Böttiger, Beichel, Hartmann und einige andere Gelehrte in der Gesellschaft hörten unserem Streite mit großer Aufmerksamkeit zu, aber ohne selbst teil zu nehmen — weil Gall die Eigenheit hat, daß er gegen Professionsgelehrte erstaunend grob ist, — und traten nach seiner Entfernung laut und einstimmig meinen Grundsätzen bei.  Einige von uns fielen nun über Galln her, besonders ein paar Schriftsteller und George Einsiedel, wir begannen einen zweiten Kampf, ich entwickelte Galls Individualität, und so viele als gegen ihn gestritten hatten, traten endlich zur Partei seiner Anhänger über.  Ich kann meine Bewunderung und Anhänglichkeit an den großen Mann nicht genug ausdrücken, und es irrt mich gar nicht, wenn er in seiner Wienerischen Gutmütigkeit mir hier und da eine Menge Grobheiten sagt.  Da ich das Gewissen in Schutz nahm, und ehe ich ihn noch auf den Unterschied zwischen Gewissen und Reue aufmerksam machte, sagte er mir manche gar nicht verbindliche Dinge:  Sie hängen an Vorurteilen; Ihre Erziehung hat nix getaugt — (das wußte ich schon vorher); Sie schicken sich besser zum Handeln als zum Forschen usw., und bei dem allen meinst es der Mann doch herzlich gut.  Einige seiner Freunde, zu denen ich mich gar sehr rechne, geben ihm eine Fete.  Wir haben den Kaiserlichen Geschäftsträger Baron Buol ersucht, sie zu veranstalten, und da hoffe ich, soll er sich zur Untersuchung unserer Organe bereitfinden.  Meine guten Anlagen sage ich Dir alle, aber die schlimmen erfährst Du nicht; — damit könnte Mißbrauch getrieben werden.  Ich kann gar nicht erwarten, Dein kleines Köpfchen zu untersuchen.  Das Organ der Kindesliebe muß prädominant sein, doch nur auf einer Seite, wenn es bei mir auf der anderen ist.  Zum tausendsten Glück der Gallianer hat sich ein Schneider gehängt, der nun morgen früh um 7 Uhr geöffnet werden soll.  Heute sind Vorlesungen von 5 bis ½8, ich habe also die Einladung der Tante zum Tee und Spiel ablehnen müssen und nur die zum Souper annehmen können.

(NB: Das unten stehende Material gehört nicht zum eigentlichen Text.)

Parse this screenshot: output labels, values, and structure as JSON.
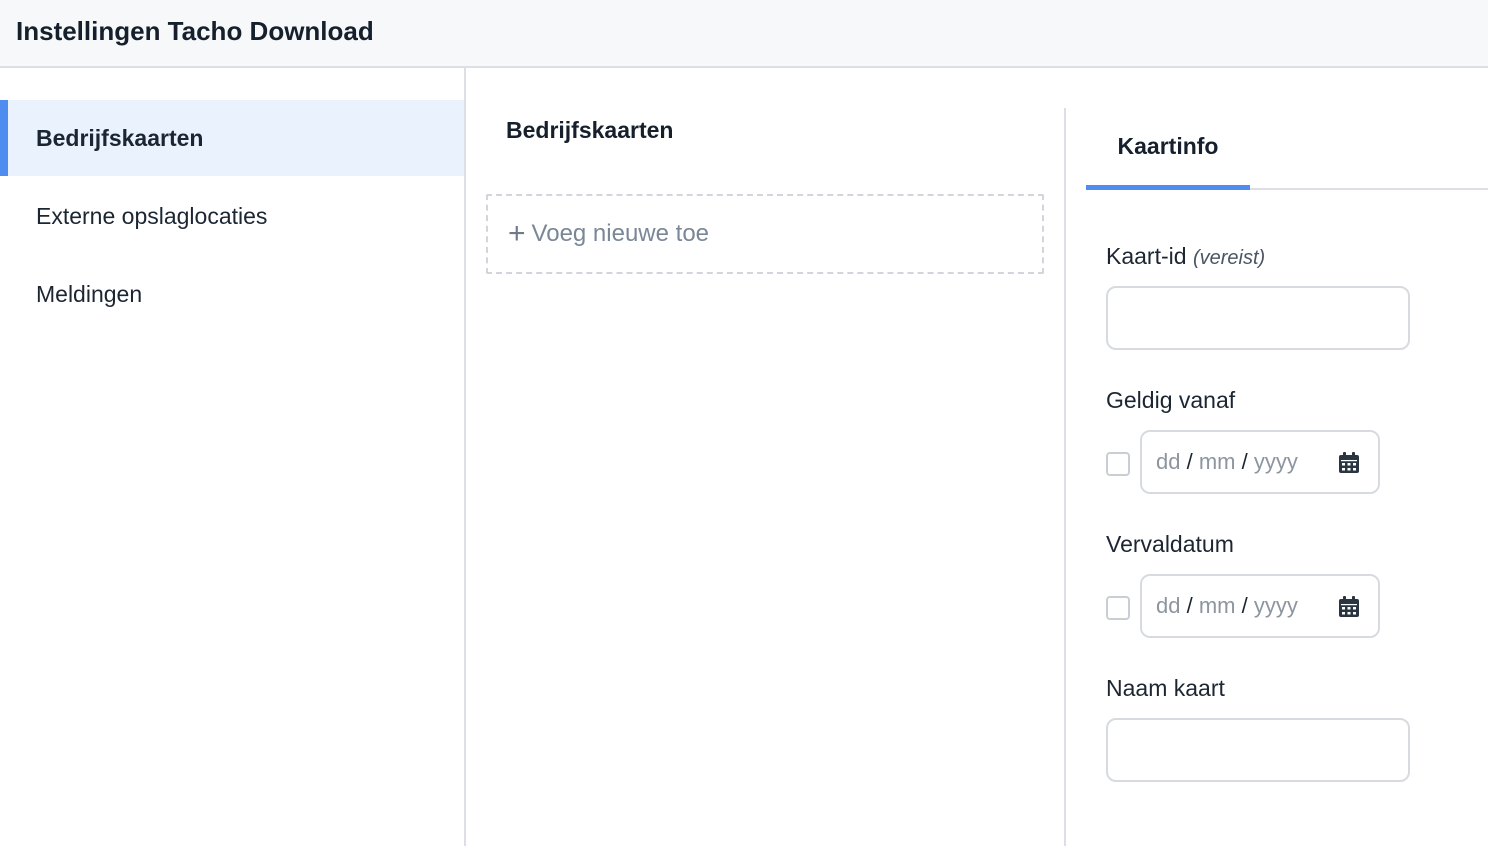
{
  "header": {
    "title": "Instellingen Tacho Download"
  },
  "sidebar": {
    "items": [
      {
        "label": "Bedrijfskaarten",
        "active": true
      },
      {
        "label": "Externe opslaglocaties",
        "active": false
      },
      {
        "label": "Meldingen",
        "active": false
      }
    ]
  },
  "cards_panel": {
    "title": "Bedrijfskaarten",
    "add_label": "Voeg nieuwe toe"
  },
  "card_info": {
    "tab_label": "Kaartinfo",
    "card_id": {
      "label": "Kaart-id",
      "required_note": "(vereist)",
      "value": ""
    },
    "valid_from": {
      "label": "Geldig vanaf",
      "day_placeholder": "dd",
      "month_placeholder": "mm",
      "year_placeholder": "yyyy",
      "separator": "/",
      "checked": false
    },
    "expiry": {
      "label": "Vervaldatum",
      "day_placeholder": "dd",
      "month_placeholder": "mm",
      "year_placeholder": "yyyy",
      "separator": "/",
      "checked": false
    },
    "card_name": {
      "label": "Naam kaart",
      "value": ""
    }
  },
  "colors": {
    "accent": "#4f8cf0",
    "active_bg": "#eaf2fd",
    "header_bg": "#f7f8fa",
    "border": "#dcdfe4"
  },
  "icons": {
    "add": "plus-icon",
    "date": "calendar-icon"
  }
}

Zum Schluß noch ein paar Anekdoten von Gall.  Die Ärzte in Leipzig wollten ihn aufs Eis führen und nahmen ihn mit ins Zuchthaus, um Gefangene zu untersuchen.  Man brachte ihm eine sechzigjährige, häßliche Frau.  Er untersuchte, besann sich lange und sagte endlich:  Ich kann nicht erraten, warum die Frau hier sitzt, sie hat ein starkes Organ der physischen Liebe, das Organ der Kinderliebe fehlt ihr ganz, und wenn sie nicht so alt und häßlich wäre, müßte ich sie für eine Kindermörderin halten.  Sie war auch eine, hatte aber viele Jahre gesessen, und das weiß der Wiener Arzt nicht, daß in Sachsen die Mörder für Alter sterben.  Man brachte ihm einen Mann, er fand, er sei kein Mörder, kein Dieb, er habe nur ein prädominantes Zahlenorgan und die Oberfläche des Kopfes verrate eine gewisse Unordnung aller Organe.  Wenn der Mann wirklich etwas verbrochen hat, sagte er, so muß er ein Spieler gewesen sein; und auch hier traf er den Punkt.  Die Leipziger Ärzte strechten das Gewehr, und Galls Scharfblick flößte auch dort eine allgemeine Bewunderung ein.

Wir danken die Erscheinung des großen Mannes dem Oberhofprediger, seinem warmen Freunde.  Die Minister waren zweifelhaft, ob man seine Vorlesungen gestatten könne.  Reinhard verschaffte sich Galls Rechtfertigung an den Kaiser und brachte sie durch Hopfgarten an den Kurfürsten.  Der Kurfürst hat die Schrift gelesen und sich sehr zufrieden mit der Sache erklärt, er wünsche, daß Gall lesen möge, doch auch, daß keine Damen ihn hörten.

Von den Weibern hat er eine große Meinung, er versicherte mich, daß sie weit mehr wahren Verstand als die Männer hätten, und daß er ohngeachtet aller Anstrengungen nie einen Mann in seiner Kunst habe soweit bringen können als Weiber.  Ihre richtigere Beachtung äußerer Gegenstände, ihr sicheres Auge und selbst ihr feineres Gefühl der Hand gäbe ihnen in der Wahrnehmung der Organe eine entscheidende Überlegenheit.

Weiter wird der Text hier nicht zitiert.